Psychological Bulletin Publishes Work by Professor Paul Siegel
Inspired by the report, Scientific American delves into the innovative approach of facing fears without even knowing it.
From Spiders to Social Anxiety: Subconscious Exposure Could Calm Your Fears
Professor of Psychology Paul Siegel and his research partner, developmental psychiatrist Bradley S. Peterson of the University of Southern California, published the article “‘All we have to fear is fear itself’: Paradigms for reducing fear by preventing awareness of it” in the September 2024 issue of the highly influential peer-reviewed journal Psychological Bulletin.
Siegel presents considerable evidence attesting to the efficacy of a new generation of therapies for phobias. “Unconscious exposure interventions” repeatedly expose highly phobic persons to their feared stimulus without conscious awareness and thus without causing emotional distress.
This unique feature contrasts with conventional phobia treatments, which require patients to directly confront their fears. The significant distress causes them to frequently drop out of treatment. The unconscious approach prevents highly phobic persons from dropping out of or avoiding treatment altogether.
Purchase students play integral roles in Siegel’s research. Psychology majors and graduates who became research assistants in Siegel’s lab were essential to conducting many of the studies in the Psychological Bulletin article. Several former students were co-authors of these published studies, which helped them gain admission to prestigious graduate schools.

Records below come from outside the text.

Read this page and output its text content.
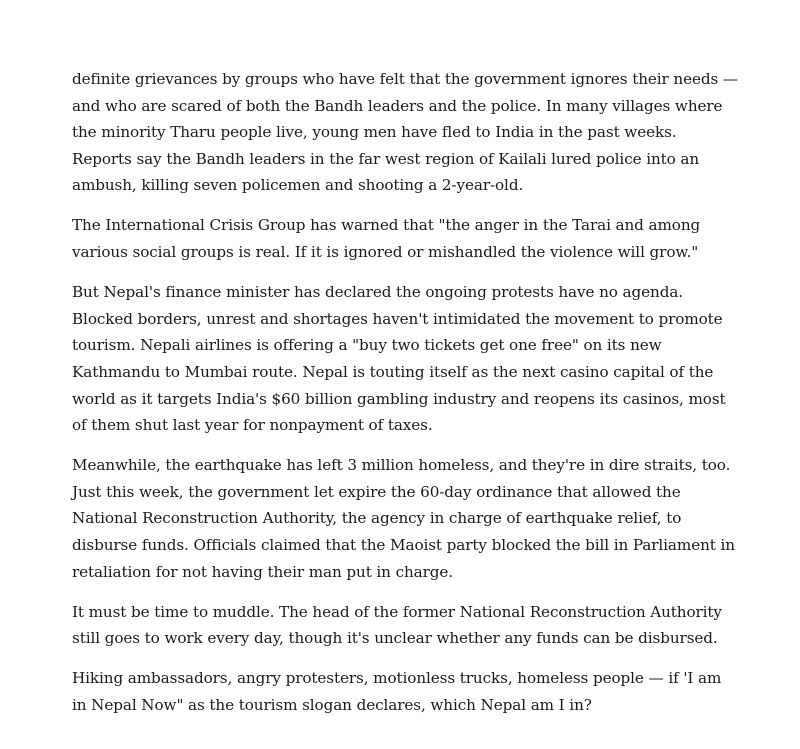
definite grievances by groups who have felt that the government ignores their needs — and who are scared of both the Bandh leaders and the police. In many villages where the minority Tharu people live, young men have fled to India in the past weeks. Reports say the Bandh leaders in the far west region of Kailali lured police into an ambush, killing seven policemen and shooting a 2-year-old.

The International Crisis Group has warned that "the anger in the Tarai and among various social groups is real. If it is ignored or mishandled the violence will grow."

But Nepal's finance minister has declared the ongoing protests have no agenda. Blocked borders, unrest and shortages haven't intimidated the movement to promote tourism. Nepali airlines is offering a "buy two tickets get one free" on its new Kathmandu to Mumbai route. Nepal is touting itself as the next casino capital of the world as it targets India's $60 billion gambling industry and reopens its casinos, most of them shut last year for nonpayment of taxes.

Meanwhile, the earthquake has left 3 million homeless, and they're in dire straits, too. Just this week, the government let expire the 60-day ordinance that allowed the National Reconstruction Authority, the agency in charge of earthquake relief, to disburse funds. Officials claimed that the Maoist party blocked the bill in Parliament in retaliation for not having their man put in charge.

It must be time to muddle. The head of the former National Reconstruction Authority still goes to work every day, though it's unclear whether any funds can be disbursed.

Hiking ambassadors, angry protesters, motionless trucks, homeless people — if 'I am in Nepal Now" as the tourism slogan declares, which Nepal am I in?
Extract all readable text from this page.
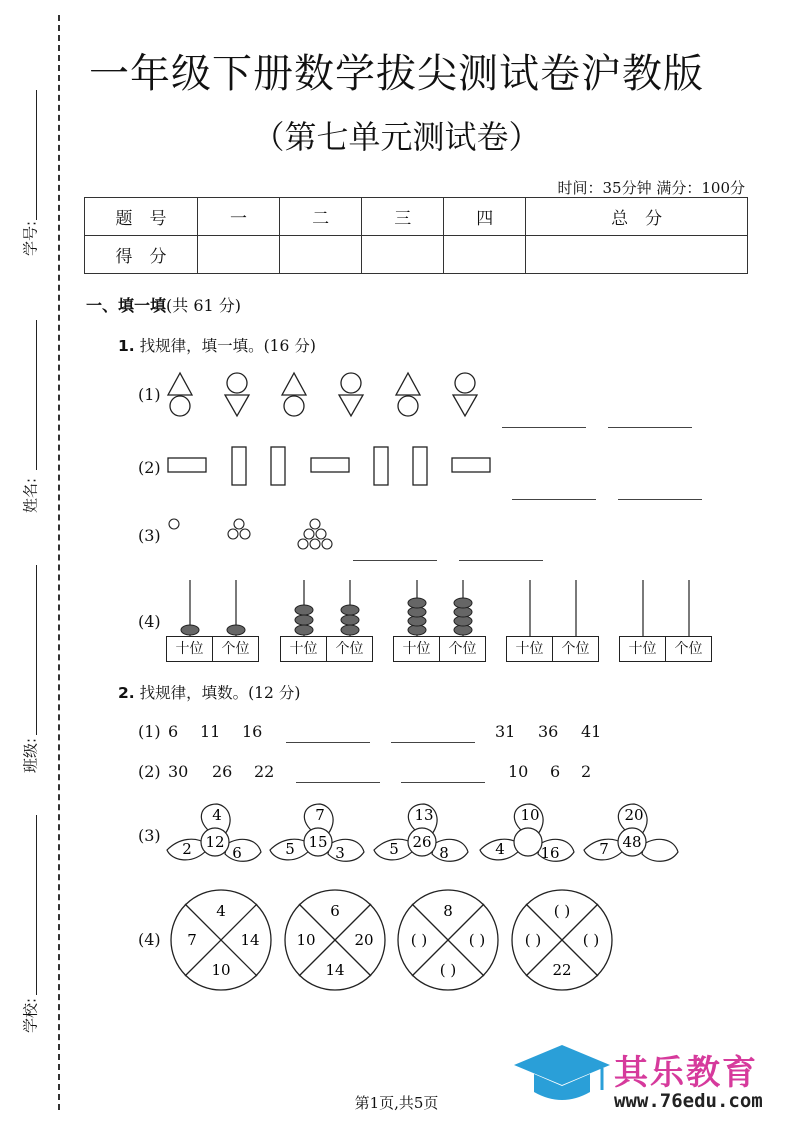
学号:
姓名:
班级:
学校:
一年级下册数学拔尖测试卷沪教版
（第七单元测试卷）
时间：35分钟 满分：100分
题　号	一	二	三	四	总　分
得　分					
一、填一填(共 61 分)
1. 找规律，填一填。(16 分)
(1)
(2)
(3)
(4)
十位	个位	十位	个位	十位	个位	十位	个位	十位	个位
2. 找规律，填数。(12 分)
(1) 6 11 16	31 36 41
(2) 30 26 22	10 6 2
(3)
4
2	6
12
7
5	3
15
13
5	8
26
10
4 16
20
7 48
(4)
4
7	14
10
6
10	20
14
8
( )	( )
( )
( )
( )	( )
22
第1页,共5页
其乐教育
www.76edu.com
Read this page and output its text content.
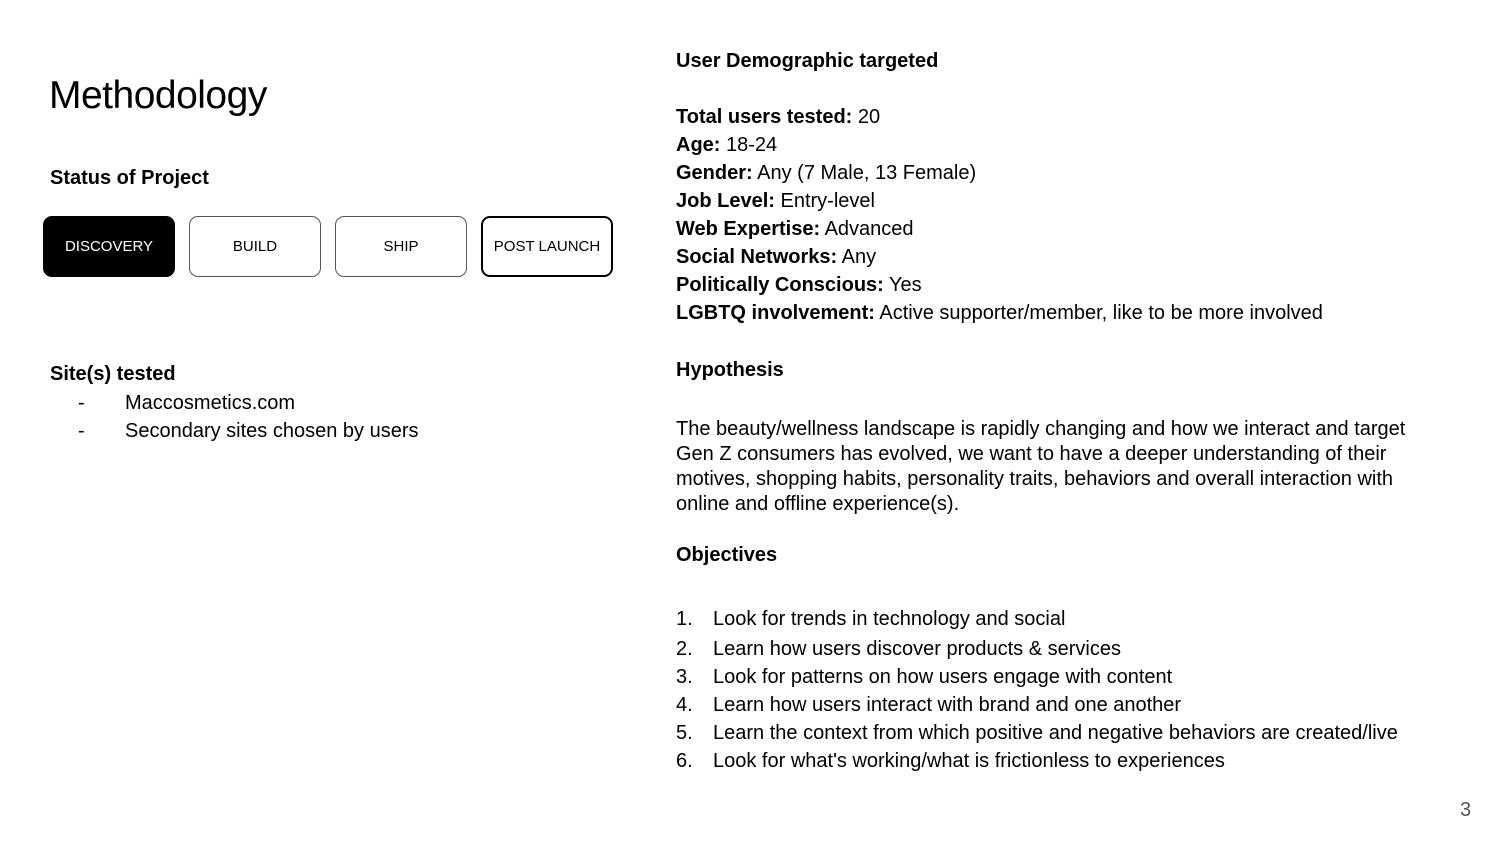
Methodology
Status of Project
DISCOVERY	BUILD	SHIP	POST LAUNCH
Site(s) tested
-	Maccosmetics.com
-	Secondary sites chosen by users
User Demographic targeted
Total users tested: 20
Age: 18-24
Gender: Any (7 Male, 13 Female)
Job Level: Entry-level
Web Expertise: Advanced
Social Networks: Any
Politically Conscious: Yes
LGBTQ involvement: Active supporter/member, like to be more involved
Hypothesis

The beauty/wellness landscape is rapidly changing and how we interact and target Gen Z consumers has evolved, we want to have a deeper understanding of their motives, shopping habits, personality traits, behaviors and overall interaction with online and offline experience(s).

Objectives
1.	Look for trends in technology and social
2.	Learn how users discover products & services
3.	Look for patterns on how users engage with content
4.	Learn how users interact with brand and one another
5.	Learn the context from which positive and negative behaviors are created/live
6.	Look for what's working/what is frictionless to experiences
3
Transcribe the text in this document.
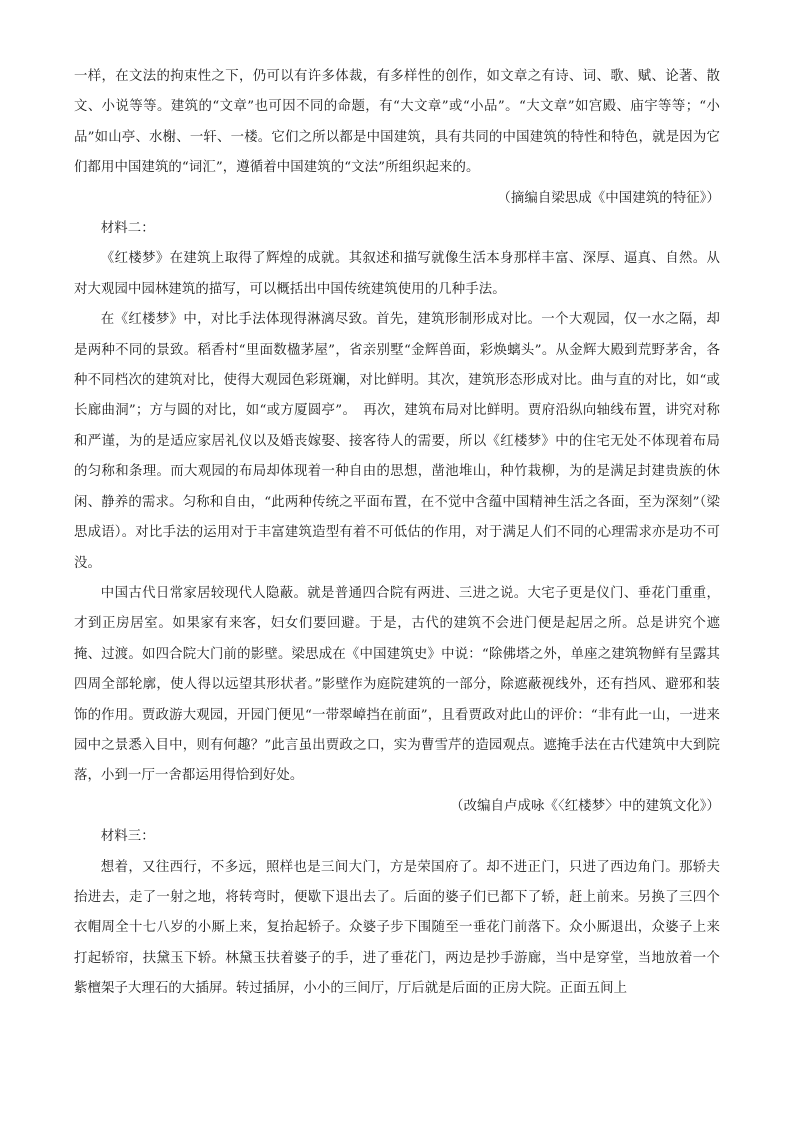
一样，在文法的拘束性之下，仍可以有许多体裁，有多样性的创作，如文章之有诗、词、歌、赋、论著、散文、小说等等。建筑的“文章”也可因不同的命题，有“大文章”或“小品”。“大文章”如宫殿、庙宇等等；“小品”如山亭、水榭、一轩、一楼。它们之所以都是中国建筑，具有共同的中国建筑的特性和特色，就是因为它们都用中国建筑的“词汇”，遵循着中国建筑的“文法”所组织起来的。

（摘编自梁思成《中国建筑的特征》）

材料二：

《红楼梦》在建筑上取得了辉煌的成就。其叙述和描写就像生活本身那样丰富、深厚、逼真、自然。从对大观园中园林建筑的描写，可以概括出中国传统建筑使用的几种手法。

在《红楼梦》中，对比手法体现得淋漓尽致。首先，建筑形制形成对比。一个大观园，仅一水之隔，却是两种不同的景致。稻香村“里面数楹茅屋”，省亲别墅“金辉兽面，彩焕螭头”。从金辉大殿到荒野茅舍，各种不同档次的建筑对比，使得大观园色彩斑斓，对比鲜明。其次，建筑形态形成对比。曲与直的对比，如“或长廊曲洞”；方与圆的对比，如“或方厦圆亭”。　再次，建筑布局对比鲜明。贾府沿纵向轴线布置，讲究对称和严谨，为的是适应家居礼仪以及婚丧嫁娶、接客待人的需要，所以《红楼梦》中的住宅无处不体现着布局的匀称和条理。而大观园的布局却体现着一种自由的思想，凿池堆山，种竹栽柳，为的是满足封建贵族的休闲、静养的需求。匀称和自由，“此两种传统之平面布置，在不觉中含蕴中国精神生活之各面，至为深刻”（梁思成语）。对比手法的运用对于丰富建筑造型有着不可低估的作用，对于满足人们不同的心理需求亦是功不可没。

中国古代日常家居较现代人隐蔽。就是普通四合院有两进、三进之说。大宅子更是仪门、垂花门重重，才到正房居室。如果家有来客，妇女们要回避。于是，古代的建筑不会进门便是起居之所。总是讲究个遮掩、过渡。如四合院大门前的影壁。梁思成在《中国建筑史》中说：“除佛塔之外，单座之建筑物鲜有呈露其四周全部轮廓，使人得以远望其形状者。”影壁作为庭院建筑的一部分，除遮蔽视线外，还有挡风、避邪和装饰的作用。贾政游大观园，开园门便见“一带翠嶂挡在前面”，且看贾政对此山的评价：“非有此一山，一进来园中之景悉入目中，则有何趣？”此言虽出贾政之口，实为曹雪芹的造园观点。遮掩手法在古代建筑中大到院落，小到一厅一舍都运用得恰到好处。

（改编自卢成咏《〈红楼梦〉中的建筑文化》）

材料三：

想着，又往西行，不多远，照样也是三间大门，方是荣国府了。却不进正门，只进了西边角门。那轿夫抬进去，走了一射之地，将转弯时，便歇下退出去了。后面的婆子们已都下了轿，赶上前来。另换了三四个衣帽周全十七八岁的小厮上来，复抬起轿子。众婆子步下围随至一垂花门前落下。众小厮退出，众婆子上来打起轿帘，扶黛玉下轿。林黛玉扶着婆子的手，进了垂花门，两边是抄手游廊，当中是穿堂，当地放着一个紫檀架子大理石的大插屏。转过插屏，小小的三间厅，厅后就是后面的正房大院。正面五间上
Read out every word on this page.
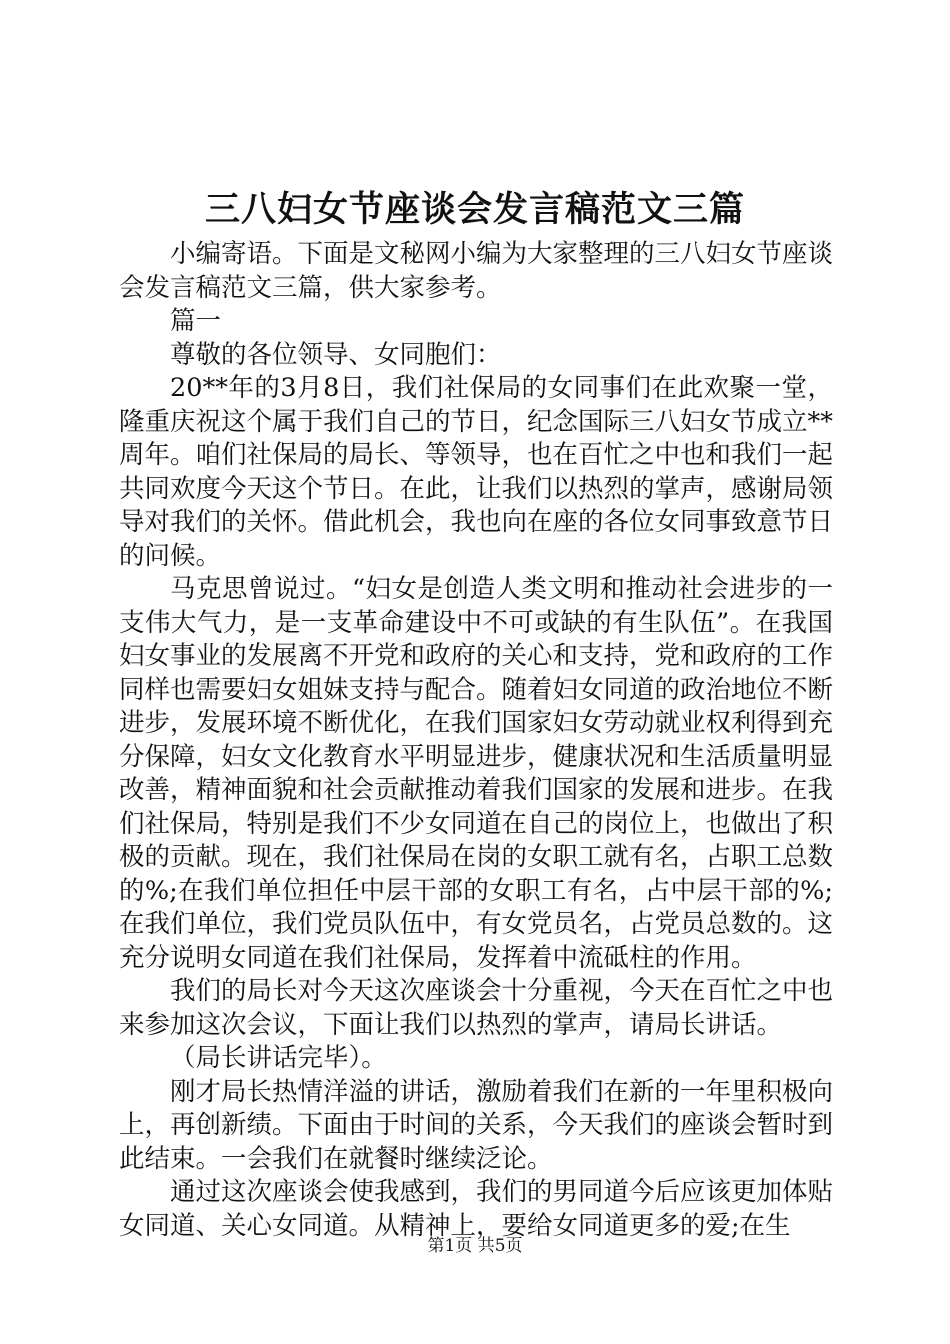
三八妇女节座谈会发言稿范文三篇

小编寄语。下面是文秘网小编为大家整理的三八妇女节座谈会发言稿范文三篇，供大家参考。

篇一

尊敬的各位领导、女同胞们：

20**年的3月8日，我们社保局的女同事们在此欢聚一堂，隆重庆祝这个属于我们自己的节日，纪念国际三八妇女节成立**周年。咱们社保局的局长、等领导，也在百忙之中也和我们一起共同欢度今天这个节日。在此，让我们以热烈的掌声，感谢局领导对我们的关怀。借此机会，我也向在座的各位女同事致意节日的问候。

马克思曾说过。“妇女是创造人类文明和推动社会进步的一支伟大气力，是一支革命建设中不可或缺的有生队伍”。在我国妇女事业的发展离不开党和政府的关心和支持，党和政府的工作同样也需要妇女姐妹支持与配合。随着妇女同道的政治地位不断进步，发展环境不断优化，在我们国家妇女劳动就业权利得到充分保障，妇女文化教育水平明显进步，健康状况和生活质量明显改善，精神面貌和社会贡献推动着我们国家的发展和进步。在我们社保局，特别是我们不少女同道在自己的岗位上，也做出了积极的贡献。现在，我们社保局在岗的女职工就有名，占职工总数的%;在我们单位担任中层干部的女职工有名，占中层干部的%;在我们单位，我们党员队伍中，有女党员名，占党员总数的。这充分说明女同道在我们社保局，发挥着中流砥柱的作用。

我们的局长对今天这次座谈会十分重视，今天在百忙之中也来参加这次会议，下面让我们以热烈的掌声，请局长讲话。

（局长讲话完毕）。

刚才局长热情洋溢的讲话，激励着我们在新的一年里积极向上，再创新绩。下面由于时间的关系，今天我们的座谈会暂时到此结束。一会我们在就餐时继续泛论。

通过这次座谈会使我感到，我们的男同道今后应该更加体贴女同道、关心女同道。从精神上，要给女同道更多的爱;在生

第1页 共5页
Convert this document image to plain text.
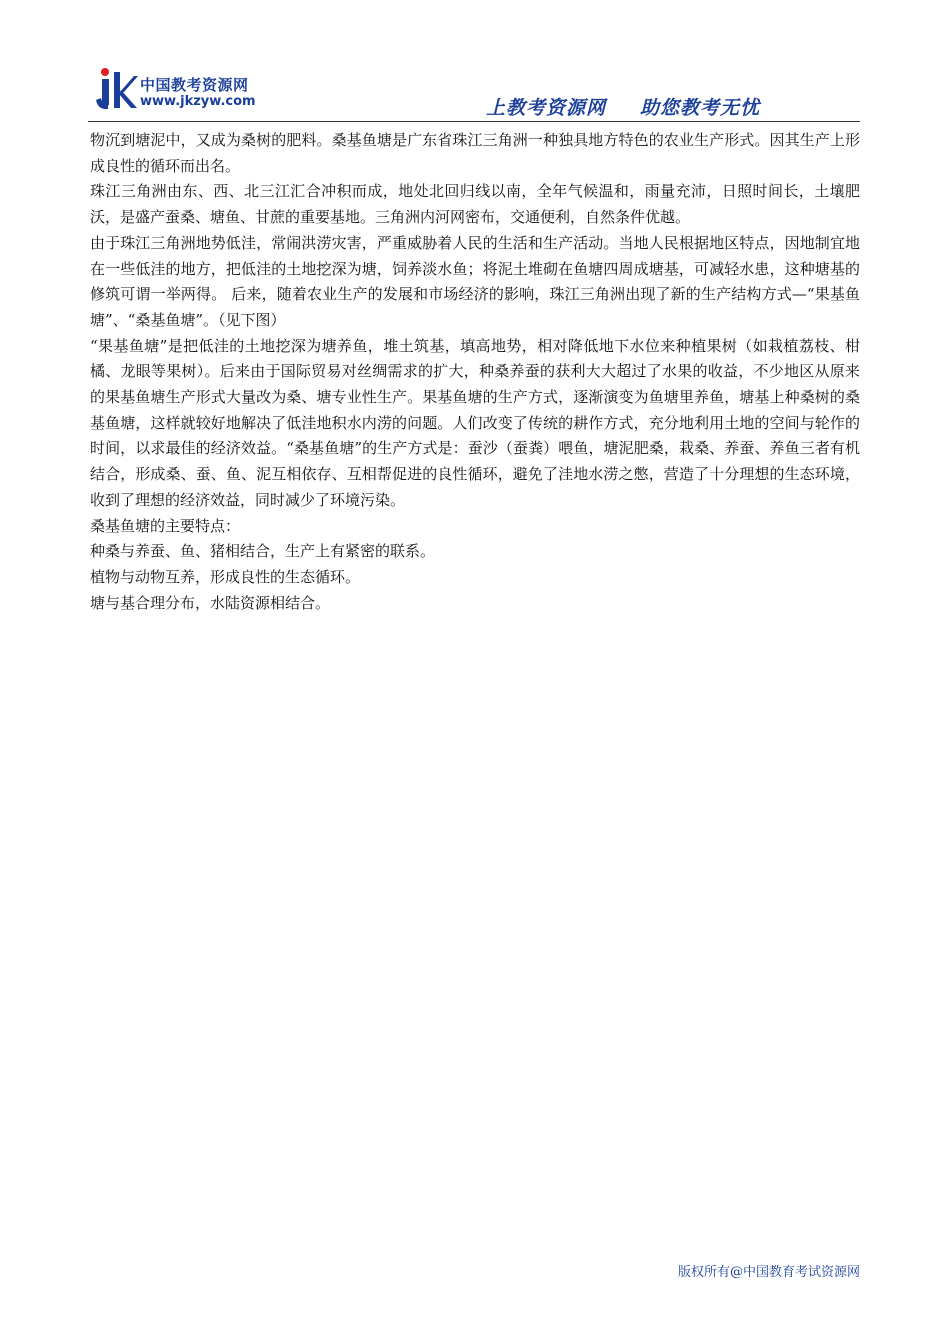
中国教考资源网
www.jkzyw.com	上教考资源网 助您教考无忧

物沉到塘泥中，又成为桑树的肥料。桑基鱼塘是广东省珠江三角洲一种独具地方特色的农业生产形式。因其生产上形成良性的循环而出名。

珠江三角洲由东、西、北三江汇合冲积而成，地处北回归线以南，全年气候温和，雨量充沛，日照时间长，土壤肥沃，是盛产蚕桑、塘鱼、甘蔗的重要基地。三角洲内河网密布，交通便利，自然条件优越。

由于珠江三角洲地势低洼，常闹洪涝灾害，严重威胁着人民的生活和生产活动。当地人民根据地区特点，因地制宜地在一些低洼的地方，把低洼的土地挖深为塘，饲养淡水鱼；将泥土堆砌在鱼塘四周成塘基，可减轻水患，这种塘基的修筑可谓一举两得。 后来，随着农业生产的发展和市场经济的影响，珠江三角洲出现了新的生产结构方式—“果基鱼塘”、“桑基鱼塘”。（见下图）

“果基鱼塘”是把低洼的土地挖深为塘养鱼，堆土筑基，填高地势，相对降低地下水位来种植果树（如栽植荔枝、柑橘、龙眼等果树）。后来由于国际贸易对丝绸需求的扩大，种桑养蚕的获利大大超过了水果的收益，不少地区从原来的果基鱼塘生产形式大量改为桑、塘专业性生产。果基鱼塘的生产方式，逐渐演变为鱼塘里养鱼，塘基上种桑树的桑基鱼塘，这样就较好地解决了低洼地积水内涝的问题。人们改变了传统的耕作方式，充分地利用土地的空间与轮作的时间，以求最佳的经济效益。“桑基鱼塘”的生产方式是：蚕沙（蚕粪）喂鱼，塘泥肥桑，栽桑、养蚕、养鱼三者有机结合，形成桑、蚕、鱼、泥互相依存、互相帮促进的良性循环，避免了洼地水涝之憋，营造了十分理想的生态环境，收到了理想的经济效益，同时减少了环境污染。

桑基鱼塘的主要特点：

种桑与养蚕、鱼、猪相结合，生产上有紧密的联系。

植物与动物互养，形成良性的生态循环。

塘与基合理分布，水陆资源相结合。

版权所有@中国教育考试资源网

The Psychological Bulletin article caught the attention of Scientific American, which published their own article based on it, “New ‘Unconscious’ Therapies Could Help Treat Phobias” (October 28, 2024). It cites phobia therapy dropout rates as high as 45%.
“‘People miss their exposure therapy appointments more often than they do their dental appointments,’ says psychologist Paul Siegel of Purchase College.
“‘The unconscious exposure paradigm contradicts what’s considered sacred dogma in cognitive behaviorism and clinical psychology,’ Siegel says, ‘which is that if people are going to get over their fears, they have to confront them.’”
This new generation of phobia interventions may have considerable impact on public health because they could be widely disseminated online. Siegel has been studying his intervention, “very brief exposure” or VBE, for 19 years.
“‘To determine if VBE is effective in my lab, we don’t kid around,’ Siegel says. ‘We put them in a room with a live tarantula and see how much closer they can get to it.’”
He and his colleagues have repeatedly found that VBE causes phobic participants to move significantly closer to the tarantula and reduces the fear they report while doing so. One follow-up assessment found that this fear-reducing effect was maintained one year later.
Read the complete article in Scientific American.
Siegel and Peterson recently received a significant research grant ($484,000) from the National Institute of Mental Health (NIMH) to develop a new treatment for Social Anxiety Disorder.